Yanıma iyice yaklaşan Dildâr'ı görünce kitaplıktan destek alıp ayaklandım. Dildâr bize bakan şaşkın bakışlı oğlumu gösterip tatlı bir sinirle:
"Oğlumu bana karşı dolduruyor, görüyor musun? Neyse ki sana benzesin diye uğraşıyor, benim de en büyük dûam o. Takılmıyorum o yüzden."

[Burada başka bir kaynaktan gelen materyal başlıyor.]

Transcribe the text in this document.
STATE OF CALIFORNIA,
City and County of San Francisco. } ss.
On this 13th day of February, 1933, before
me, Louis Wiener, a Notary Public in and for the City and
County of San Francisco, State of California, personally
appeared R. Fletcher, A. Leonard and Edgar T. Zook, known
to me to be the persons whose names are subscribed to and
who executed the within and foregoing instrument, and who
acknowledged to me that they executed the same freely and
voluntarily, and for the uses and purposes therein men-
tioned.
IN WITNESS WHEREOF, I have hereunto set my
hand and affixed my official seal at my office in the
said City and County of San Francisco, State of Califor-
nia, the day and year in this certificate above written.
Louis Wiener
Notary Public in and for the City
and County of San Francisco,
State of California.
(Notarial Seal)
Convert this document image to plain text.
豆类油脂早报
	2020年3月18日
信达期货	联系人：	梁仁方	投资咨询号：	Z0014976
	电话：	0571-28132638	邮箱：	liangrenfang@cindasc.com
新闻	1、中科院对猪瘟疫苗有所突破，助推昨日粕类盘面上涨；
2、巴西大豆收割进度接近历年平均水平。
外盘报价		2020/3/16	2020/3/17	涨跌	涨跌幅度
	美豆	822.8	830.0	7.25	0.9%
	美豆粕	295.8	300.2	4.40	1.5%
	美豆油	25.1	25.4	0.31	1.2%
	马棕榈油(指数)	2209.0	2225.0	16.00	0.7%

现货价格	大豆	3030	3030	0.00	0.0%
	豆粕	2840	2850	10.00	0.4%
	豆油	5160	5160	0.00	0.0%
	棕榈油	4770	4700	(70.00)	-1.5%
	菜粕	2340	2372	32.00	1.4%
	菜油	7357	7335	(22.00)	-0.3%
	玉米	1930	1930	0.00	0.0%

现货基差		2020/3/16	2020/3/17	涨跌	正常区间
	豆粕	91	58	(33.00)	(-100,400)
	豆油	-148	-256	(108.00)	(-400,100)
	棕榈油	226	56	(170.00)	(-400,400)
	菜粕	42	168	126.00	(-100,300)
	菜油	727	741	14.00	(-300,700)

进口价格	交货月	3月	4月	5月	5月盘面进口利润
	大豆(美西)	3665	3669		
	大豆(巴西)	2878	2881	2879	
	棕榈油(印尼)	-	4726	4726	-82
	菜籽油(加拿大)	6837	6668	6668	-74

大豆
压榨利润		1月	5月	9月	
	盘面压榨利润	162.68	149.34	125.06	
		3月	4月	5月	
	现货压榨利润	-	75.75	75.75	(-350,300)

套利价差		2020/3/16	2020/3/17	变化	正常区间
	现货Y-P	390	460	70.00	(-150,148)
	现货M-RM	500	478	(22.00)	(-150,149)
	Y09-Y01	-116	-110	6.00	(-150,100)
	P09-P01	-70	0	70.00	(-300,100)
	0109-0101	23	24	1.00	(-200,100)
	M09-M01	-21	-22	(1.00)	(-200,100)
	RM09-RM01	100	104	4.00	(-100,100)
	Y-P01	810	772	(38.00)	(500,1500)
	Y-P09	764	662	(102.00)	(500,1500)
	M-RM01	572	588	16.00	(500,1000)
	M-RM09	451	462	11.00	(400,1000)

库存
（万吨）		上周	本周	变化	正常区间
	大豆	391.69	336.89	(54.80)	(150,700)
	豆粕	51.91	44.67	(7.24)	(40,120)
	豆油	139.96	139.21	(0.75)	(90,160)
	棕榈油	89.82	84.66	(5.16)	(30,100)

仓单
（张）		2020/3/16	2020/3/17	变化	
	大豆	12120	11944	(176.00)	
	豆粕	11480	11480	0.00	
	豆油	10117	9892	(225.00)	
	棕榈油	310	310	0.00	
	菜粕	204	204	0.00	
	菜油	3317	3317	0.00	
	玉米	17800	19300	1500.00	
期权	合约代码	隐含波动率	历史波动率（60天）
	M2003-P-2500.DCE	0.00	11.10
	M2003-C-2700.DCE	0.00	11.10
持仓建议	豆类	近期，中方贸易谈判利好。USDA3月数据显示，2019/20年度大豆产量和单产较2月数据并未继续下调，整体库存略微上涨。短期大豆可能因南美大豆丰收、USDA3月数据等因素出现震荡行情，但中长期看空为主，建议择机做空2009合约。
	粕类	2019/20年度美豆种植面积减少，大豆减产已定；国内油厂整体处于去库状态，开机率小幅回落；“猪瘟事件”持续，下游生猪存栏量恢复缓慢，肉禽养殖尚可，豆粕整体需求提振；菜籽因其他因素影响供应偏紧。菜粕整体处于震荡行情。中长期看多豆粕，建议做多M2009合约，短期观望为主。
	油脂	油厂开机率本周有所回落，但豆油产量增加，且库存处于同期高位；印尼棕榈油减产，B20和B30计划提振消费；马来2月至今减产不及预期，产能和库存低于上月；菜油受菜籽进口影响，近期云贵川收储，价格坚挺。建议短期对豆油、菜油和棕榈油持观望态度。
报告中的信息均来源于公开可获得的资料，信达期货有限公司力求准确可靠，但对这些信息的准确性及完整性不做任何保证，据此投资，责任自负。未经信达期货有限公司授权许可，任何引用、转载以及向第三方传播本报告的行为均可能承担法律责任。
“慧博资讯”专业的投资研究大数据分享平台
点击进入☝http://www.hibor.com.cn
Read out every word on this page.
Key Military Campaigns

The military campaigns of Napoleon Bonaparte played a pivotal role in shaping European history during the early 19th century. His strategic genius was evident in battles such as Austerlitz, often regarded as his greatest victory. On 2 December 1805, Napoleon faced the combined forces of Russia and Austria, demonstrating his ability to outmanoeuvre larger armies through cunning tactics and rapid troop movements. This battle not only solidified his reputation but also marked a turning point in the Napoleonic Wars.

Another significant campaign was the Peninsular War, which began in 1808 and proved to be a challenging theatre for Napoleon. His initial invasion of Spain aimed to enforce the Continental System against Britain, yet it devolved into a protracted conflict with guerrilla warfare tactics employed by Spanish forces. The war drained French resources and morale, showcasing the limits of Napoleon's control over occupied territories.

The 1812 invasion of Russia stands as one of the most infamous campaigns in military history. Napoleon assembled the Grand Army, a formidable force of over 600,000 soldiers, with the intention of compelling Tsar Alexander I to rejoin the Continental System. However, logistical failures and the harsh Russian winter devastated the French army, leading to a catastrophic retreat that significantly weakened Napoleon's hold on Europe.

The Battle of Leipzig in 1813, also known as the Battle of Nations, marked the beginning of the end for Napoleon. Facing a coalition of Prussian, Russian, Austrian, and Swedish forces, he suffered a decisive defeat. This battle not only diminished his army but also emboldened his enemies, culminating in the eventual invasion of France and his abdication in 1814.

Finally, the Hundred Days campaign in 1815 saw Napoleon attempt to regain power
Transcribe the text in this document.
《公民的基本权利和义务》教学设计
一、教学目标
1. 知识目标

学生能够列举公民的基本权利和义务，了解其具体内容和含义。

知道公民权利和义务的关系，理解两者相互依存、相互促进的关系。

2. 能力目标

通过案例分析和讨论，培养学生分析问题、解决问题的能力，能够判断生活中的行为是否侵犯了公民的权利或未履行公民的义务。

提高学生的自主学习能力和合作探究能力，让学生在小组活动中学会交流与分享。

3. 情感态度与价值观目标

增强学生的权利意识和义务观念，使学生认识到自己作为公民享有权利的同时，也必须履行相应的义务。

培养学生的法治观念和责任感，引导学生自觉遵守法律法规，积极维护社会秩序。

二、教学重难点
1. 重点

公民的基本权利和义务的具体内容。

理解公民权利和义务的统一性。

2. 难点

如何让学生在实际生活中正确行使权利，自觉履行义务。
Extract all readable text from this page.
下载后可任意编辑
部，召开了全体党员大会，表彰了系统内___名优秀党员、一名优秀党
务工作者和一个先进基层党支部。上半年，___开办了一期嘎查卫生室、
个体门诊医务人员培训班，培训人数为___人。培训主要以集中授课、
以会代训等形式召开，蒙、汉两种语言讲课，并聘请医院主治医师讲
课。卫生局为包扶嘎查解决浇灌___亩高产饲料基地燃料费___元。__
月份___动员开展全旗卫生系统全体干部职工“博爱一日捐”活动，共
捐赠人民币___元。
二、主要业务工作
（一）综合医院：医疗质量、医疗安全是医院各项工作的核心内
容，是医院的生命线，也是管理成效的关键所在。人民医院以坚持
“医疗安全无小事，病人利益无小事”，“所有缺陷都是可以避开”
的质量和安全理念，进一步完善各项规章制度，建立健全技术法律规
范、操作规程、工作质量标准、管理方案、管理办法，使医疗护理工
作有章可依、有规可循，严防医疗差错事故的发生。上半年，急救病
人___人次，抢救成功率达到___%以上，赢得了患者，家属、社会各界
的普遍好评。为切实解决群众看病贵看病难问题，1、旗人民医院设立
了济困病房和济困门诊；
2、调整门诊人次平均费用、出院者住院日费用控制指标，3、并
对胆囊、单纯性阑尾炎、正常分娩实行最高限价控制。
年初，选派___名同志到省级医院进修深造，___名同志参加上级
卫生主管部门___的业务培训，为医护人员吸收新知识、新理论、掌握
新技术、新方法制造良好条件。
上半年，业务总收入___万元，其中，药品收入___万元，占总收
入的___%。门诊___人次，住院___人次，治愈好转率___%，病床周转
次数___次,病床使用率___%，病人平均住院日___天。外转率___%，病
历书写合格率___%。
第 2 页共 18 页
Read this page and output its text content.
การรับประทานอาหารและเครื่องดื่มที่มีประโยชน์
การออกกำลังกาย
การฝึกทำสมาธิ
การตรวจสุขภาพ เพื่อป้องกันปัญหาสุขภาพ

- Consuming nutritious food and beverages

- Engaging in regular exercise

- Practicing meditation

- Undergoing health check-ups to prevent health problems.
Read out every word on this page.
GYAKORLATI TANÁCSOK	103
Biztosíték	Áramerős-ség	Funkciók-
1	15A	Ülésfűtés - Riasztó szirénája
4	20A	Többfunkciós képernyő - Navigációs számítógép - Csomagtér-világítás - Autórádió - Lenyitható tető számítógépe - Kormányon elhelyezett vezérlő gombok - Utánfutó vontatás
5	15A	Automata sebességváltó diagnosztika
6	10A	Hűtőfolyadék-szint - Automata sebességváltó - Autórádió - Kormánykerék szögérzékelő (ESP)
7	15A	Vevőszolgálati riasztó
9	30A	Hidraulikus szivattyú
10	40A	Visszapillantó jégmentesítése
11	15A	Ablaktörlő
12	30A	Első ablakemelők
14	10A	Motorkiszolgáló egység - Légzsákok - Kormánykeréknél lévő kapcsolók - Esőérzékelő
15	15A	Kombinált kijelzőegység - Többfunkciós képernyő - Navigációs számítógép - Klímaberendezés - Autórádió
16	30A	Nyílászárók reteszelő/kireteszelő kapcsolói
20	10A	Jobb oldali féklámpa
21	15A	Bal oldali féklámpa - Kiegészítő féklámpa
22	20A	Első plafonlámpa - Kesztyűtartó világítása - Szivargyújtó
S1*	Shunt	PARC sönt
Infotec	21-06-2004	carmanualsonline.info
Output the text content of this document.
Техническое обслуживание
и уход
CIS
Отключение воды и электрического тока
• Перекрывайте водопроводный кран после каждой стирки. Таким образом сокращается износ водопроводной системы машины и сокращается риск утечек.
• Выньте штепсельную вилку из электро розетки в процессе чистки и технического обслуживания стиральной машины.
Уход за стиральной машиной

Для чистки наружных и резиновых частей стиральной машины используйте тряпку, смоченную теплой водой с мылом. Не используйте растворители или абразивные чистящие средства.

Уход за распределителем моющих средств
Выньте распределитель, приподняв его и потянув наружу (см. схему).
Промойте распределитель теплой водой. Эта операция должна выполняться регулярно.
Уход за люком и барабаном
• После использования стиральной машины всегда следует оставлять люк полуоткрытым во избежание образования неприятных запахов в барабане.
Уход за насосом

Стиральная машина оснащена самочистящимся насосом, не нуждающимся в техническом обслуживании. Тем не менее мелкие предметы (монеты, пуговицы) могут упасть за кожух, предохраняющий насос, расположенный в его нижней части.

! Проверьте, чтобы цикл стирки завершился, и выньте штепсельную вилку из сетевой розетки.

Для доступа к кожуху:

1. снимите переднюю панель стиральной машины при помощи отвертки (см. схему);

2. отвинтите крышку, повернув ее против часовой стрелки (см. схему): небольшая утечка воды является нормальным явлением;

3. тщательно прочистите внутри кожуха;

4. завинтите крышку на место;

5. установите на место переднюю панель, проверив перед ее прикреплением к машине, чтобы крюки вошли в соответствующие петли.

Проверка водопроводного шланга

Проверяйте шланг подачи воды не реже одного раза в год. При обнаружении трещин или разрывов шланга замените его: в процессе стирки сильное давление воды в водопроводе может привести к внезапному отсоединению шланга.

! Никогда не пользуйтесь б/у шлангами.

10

"Ama üzülür." Dildâr kaşlarını kaldırıp neden diye baktığında devam ettim:
"Böyle güzel bir annem varken babama mı çektim diye. Her hâli sana benzese hayır demem."yanakları hafiften kızarıp gözlerini kaçırdığında gülümseyip oğluma göz kırptım. Öğren yavrum bunları, eşine yaparsın sende. Bak ne güzel açtı o gül yüzü, değer oğlum. Onların gülüşü için değer.
"Vazgeçtim Hubeyb bakma, bakma oğlum sen. Sen yengenle bizi örnek al."
"Ne yazık ki üç aylık bir bebek kimi örnek alıp alamayacağını seçemiyor ağabey. Annesi ve babasına bakacak mecbur." Hamza omuzlarını bir aşağı bir yukarı yapıp mutfağa doğru ilerledi. Ben de fırsattan istifade etrafı kolaçan edip kimse olmadığını görünce bir buse kondurdum sevdiceğimin yanağına.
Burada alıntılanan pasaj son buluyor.